The updates include information on:
- Changes to the Aged Care Funding Instrument;
- Changes to aged care legislation to recognise Lesbian, Gay, Bisexual, Transgender and Intersex Australians;
- The Aged Care Strategic Workforce Advisory Group;
- The launch of the Commonwealth Home and Community Care Program; and
- Dementia as a National Health Priority Area.
Lesbian, Gay, Bisexual, Transgender and Intersex New special needs group
As part of the LLLB aged care reform package Lesbian, Gay, Bisexual, Transgender and Intersex (LGBTI) Australians will now be treated as a special needs group. Changes to the Allocation Principles 1997 mean from 1 July 2012 the needs of LGBTI people will be specifically considered by community and residential aged care providers who work with this group.It is important that sexuality or gender identity are recognised and supported in delivering high quality aged care services. Under the LLLB aged care reform package, the Commonwealth is providing $192 million to support initiatives for older people with diverse needs. This includes $2.5 million to support staff training that is sensitive to the specific needs of older LGBTI Australians.
The National LGBTI Aged Care Strategy will provide direction for providers and better articulate and coordinate the Governments’ aims.
The Minister for Mental Health and Ageing, the Hon Mark Butler, said the Strategy builds on the support already announced in the LLLB package which provides support for LGBTI Australians.

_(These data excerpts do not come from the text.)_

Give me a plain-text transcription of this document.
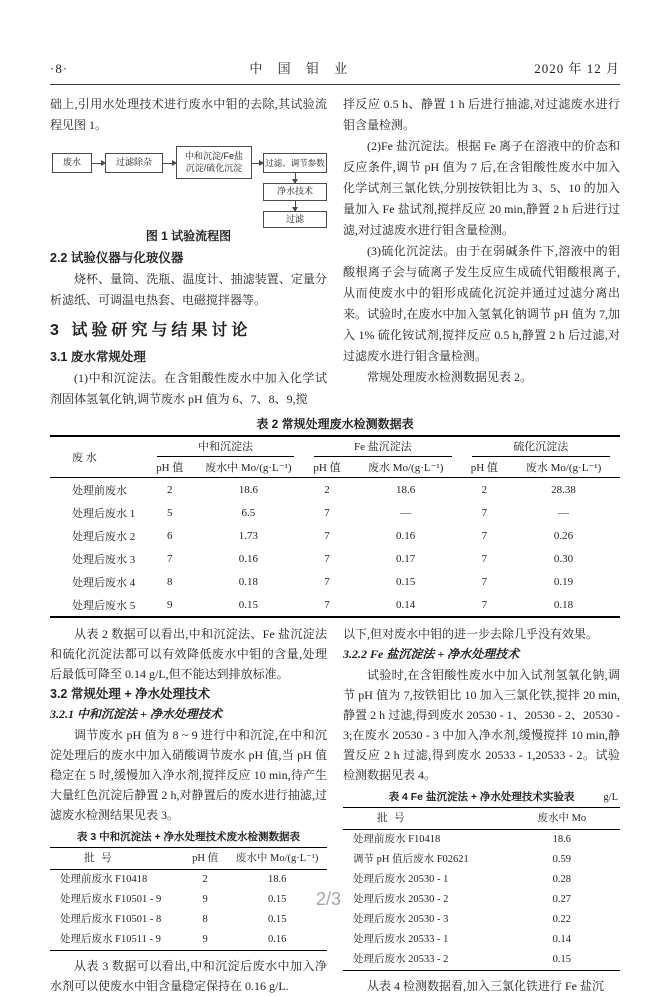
·8·	中 国 钼 业	2020 年 12 月

础上,引用水处理技术进行废水中钼的去除,其试验流程见图 1。

废水	过滤除杂
中和沉淀/Fe盐
沉淀/硫化沉淀	过滤、调节参数
净水技术
过滤
图 1 试验流程图
2.2 试验仪器与化玻仪器

烧杯、量筒、洗瓶、温度计、抽滤装置、定量分析滤纸、可调温电热套、电磁搅拌器等。

3 试验研究与结果讨论
3.1 废水常规处理

(1)中和沉淀法。在含钼酸性废水中加入化学试剂固体氢氧化钠,调节废水 pH 值为 6、7、8、9,搅

拌反应 0.5 h、静置 1 h 后进行抽滤,对过滤废水进行钼含量检测。

(2)Fe 盐沉淀法。根据 Fe 离子在溶液中的价态和反应条件,调节 pH 值为 7 后,在含钼酸性废水中加入化学试剂三氯化铁,分别按铁钼比为 3、5、10 的加入量加入 Fe 盐试剂,搅拌反应 20 min,静置 2 h 后进行过滤,对过滤废水进行钼含量检测。

(3)硫化沉淀法。由于在弱碱条件下,溶液中的钼酸根离子会与硫离子发生反应生成硫代钼酸根离子,从而使废水中的钼形成硫化沉淀并通过过滤分离出来。试验时,在废水中加入氢氧化钠调节 pH 值为 7,加入 1% 硫化铵试剂,搅拌反应 0.5 h,静置 2 h 后过滤,对过滤废水进行钼含量检测。

常规处理废水检测数据见表 2。

表 2 常规处理废水检测数据表
废 水	中和沉淀法		Fe 盐沉淀法		硫化沉淀法	

	pH 值	废水中 Mo/(g·L⁻¹)	pH 值	废水 Mo/(g·L⁻¹)	pH 值	废水 Mo/(g·L⁻¹)
处理前废水	2	18.6	2	18.6	2	28.38
处理后废水 1	5	6.5	7	—	7	—
处理后废水 2	6	1.73	7	0.16	7	0.26
处理后废水 3	7	0.16	7	0.17	7	0.30
处理后废水 4	8	0.18	7	0.15	7	0.19
处理后废水 5	9	0.15	7	0.14	7	0.18

从表 2 数据可以看出,中和沉淀法、Fe 盐沉淀法和硫化沉淀法都可以有效降低废水中钼的含量,处理后最低可降至 0.14 g/L,但不能达到排放标准。

3.2 常规处理 + 净水处理技术
3.2.1 中和沉淀法 + 净水处理技术

调节废水 pH 值为 8 ~ 9 进行中和沉淀,在中和沉淀处理后的废水中加入硝酸调节废水 pH 值,当 pH 值稳定在 5 时,缓慢加入净水剂,搅拌反应 10 min,待产生大量红色沉淀后静置 2 h,对静置后的废水进行抽滤,过滤废水检测结果见表 3。

表 3 中和沉淀法 + 净水处理技术废水检测数据表
批 号	pH 值	废水中 Mo/(g·L⁻¹)
处理前废水 F10418	2	18.6
处理后废水 F10501 - 9	9	0.15
处理后废水 F10501 - 8	8	0.15
处理后废水 F10511 - 9	9	0.16

从表 3 数据可以看出,中和沉淀后废水中加入净水剂可以使废水中钼含量稳定保持在 0.16 g/L.

以下,但对废水中钼的进一步去除几乎没有效果。

3.2.2 Fe 盐沉淀法 + 净水处理技术

试验时,在含钼酸性废水中加入试剂氢氧化钠,调节 pH 值为 7,按铁钼比 10 加入三氯化铁,搅拌 20 min,静置 2 h 过滤,得到废水 20530 - 1、20530 - 2、20530 - 3;在废水 20530 - 3 中加入净水剂,缓慢搅拌 10 min,静置反应 2 h 过滤,得到废水 20533 - 1,20533 - 2。试验检测数据见表 4。

表 4 Fe 盐沉淀法 + 净水处理技术实验表	g/L
批 号	废水中 Mo
处理前废水 F10418	18.6
调节 pH 值后废水 F02621	0.59
处理后废水 20530 - 1	0.28
处理后废水 20530 - 2	0.27
处理后废水 20530 - 3	0.22
处理后废水 20533 - 1	0.14
处理后废水 20533 - 2	0.15

从表 4 检测数据看,加入三氯化铁进行 Fe 盐沉

2/3
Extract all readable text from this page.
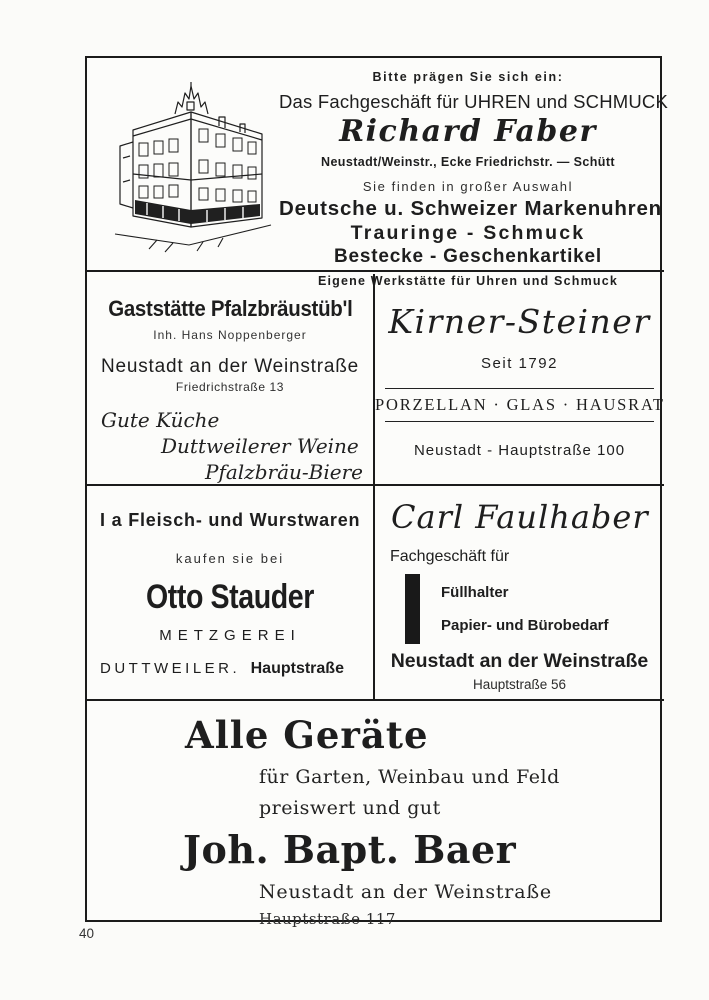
Bitte prägen Sie sich ein:
Das Fachgeschäft für UHREN und SCHMUCK
Richard Faber
Neustadt/Weinstr., Ecke Friedrichstr. — Schütt
Sie finden in großer Auswahl
Deutsche u. Schweizer Markenuhren
Trauringe - Schmuck
Bestecke - Geschenkartikel
Eigene Werkstätte für Uhren und Schmuck
Gaststätte Pfalzbräustüb'l
Inh. Hans Noppenberger
Neustadt an der Weinstraße
Friedrichstraße 13
Gute Küche
Duttweilerer Weine
Pfalzbräu-Biere
Kirner-Steiner
Seit 1792
PORZELLAN · GLAS · HAUSRAT
Neustadt - Hauptstraße 100
I a Fleisch- und Wurstwaren
kaufen sie bei
Otto Stauder
METZGEREI
DUTTWEILER. Hauptstraße
Carl Faulhaber
Fachgeschäft für
Füllhalter
Papier- und Bürobedarf
Neustadt an der Weinstraße
Hauptstraße 56
Alle Geräte
für Garten, Weinbau und Feld
preiswert und gut
Joh. Bapt. Baer
Neustadt an der Weinstraße
Hauptstraße 117
40
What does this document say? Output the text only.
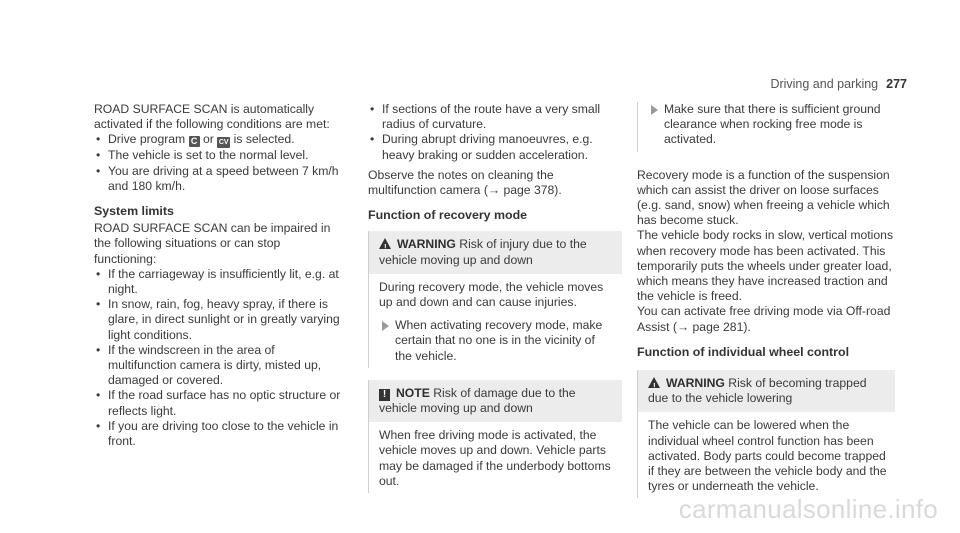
Driving and parking 277

ROAD SURFACE SCAN is automatically activated if the following conditions are met:

• Drive program C or CV is selected.
• The vehicle is set to the normal level.
• You are driving at a speed between 7 km/h and 180 km/h.
System limits

ROAD SURFACE SCAN can be impaired in the following situations or can stop functioning:

• If the carriageway is insufficiently lit, e.g. at night.
• In snow, rain, fog, heavy spray, if there is glare, in direct sunlight or in greatly varying light conditions.
• If the windscreen in the area of multifunction camera is dirty, misted up, damaged or covered.
• If the road surface has no optic structure or reflects light.
• If you are driving too close to the vehicle in front.
• If sections of the route have a very small radius of curvature.
• During abrupt driving manoeuvres, e.g. heavy braking or sudden acceleration.

Observe the notes on cleaning the multifunction camera (→ page 378).

Function of recovery mode
! WARNING Risk of injury due to the vehicle moving up and down

During recovery mode, the vehicle moves up and down and can cause injuries.

When activating recovery mode, make certain that no one is in the vicinity of the vehicle.
! NOTE Risk of damage due to the vehicle moving up and down

When free driving mode is activated, the vehicle moves up and down. Vehicle parts may be damaged if the underbody bottoms out.

Make sure that there is sufficient ground clearance when rocking free mode is activated.

Recovery mode is a function of the suspension which can assist the driver on loose surfaces (e.g. sand, snow) when freeing a vehicle which has become stuck.

The vehicle body rocks in slow, vertical motions when recovery mode has been activated. This temporarily puts the wheels under greater load, which means they have increased traction and the vehicle is freed.

You can activate free driving mode via Off-road Assist (→ page 281).

Function of individual wheel control
! WARNING Risk of becoming trapped due to the vehicle lowering

The vehicle can be lowered when the individual wheel control function has been activated. Body parts could become trapped if they are between the vehicle body and the tyres or underneath the vehicle.

carmanualsonline.info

The Government and aged care sector are committed to have aged care services to provide quality care for older LGBTI people.
Top of page
The Commonwealth Home and Community Care Program
The Commonwealth Home and Community Care (HACC) Program came into effect on 1 July 2012. Under the National Health Reform Agreement the Australian Government now has full funding, policy and administrative responsibility for HACC services for people aged 65 years and over or 50 and over for Aboriginal and Torres Strait Islander people in all states and territories except Victoria and Western Australia.The Commonwealth HACC Program provides services that support older people to be more independent at home and in the community. Some of the services provided under the Commonwealth HACC Program include:
- nursing care;
- allied health services like podiatry, physiotherapy and speech pathology;
- domestic assistance, including help with cleaning, washing and shopping;
- personal care, such as help with bathing, dressing, grooming and eating;
- social support;
- home maintenance;
- home modifications;
- assistance with food preparation in the home;
- delivery of meals;
- transport;
- assessment, client care coordination and case management;
- counselling, information and advocacy services;
- centre-based day care; and
- support for carers including respite services.
- aged 65 years and over (or 50 and over for Aboriginal and Torres Strait Islander people);
- in all states and territories (except Victoria and Western Australia);
- at risk of premature or inappropriate admission to long term residential care; and
- carers of older Australians eligible for services under the Commonwealth HACC Program.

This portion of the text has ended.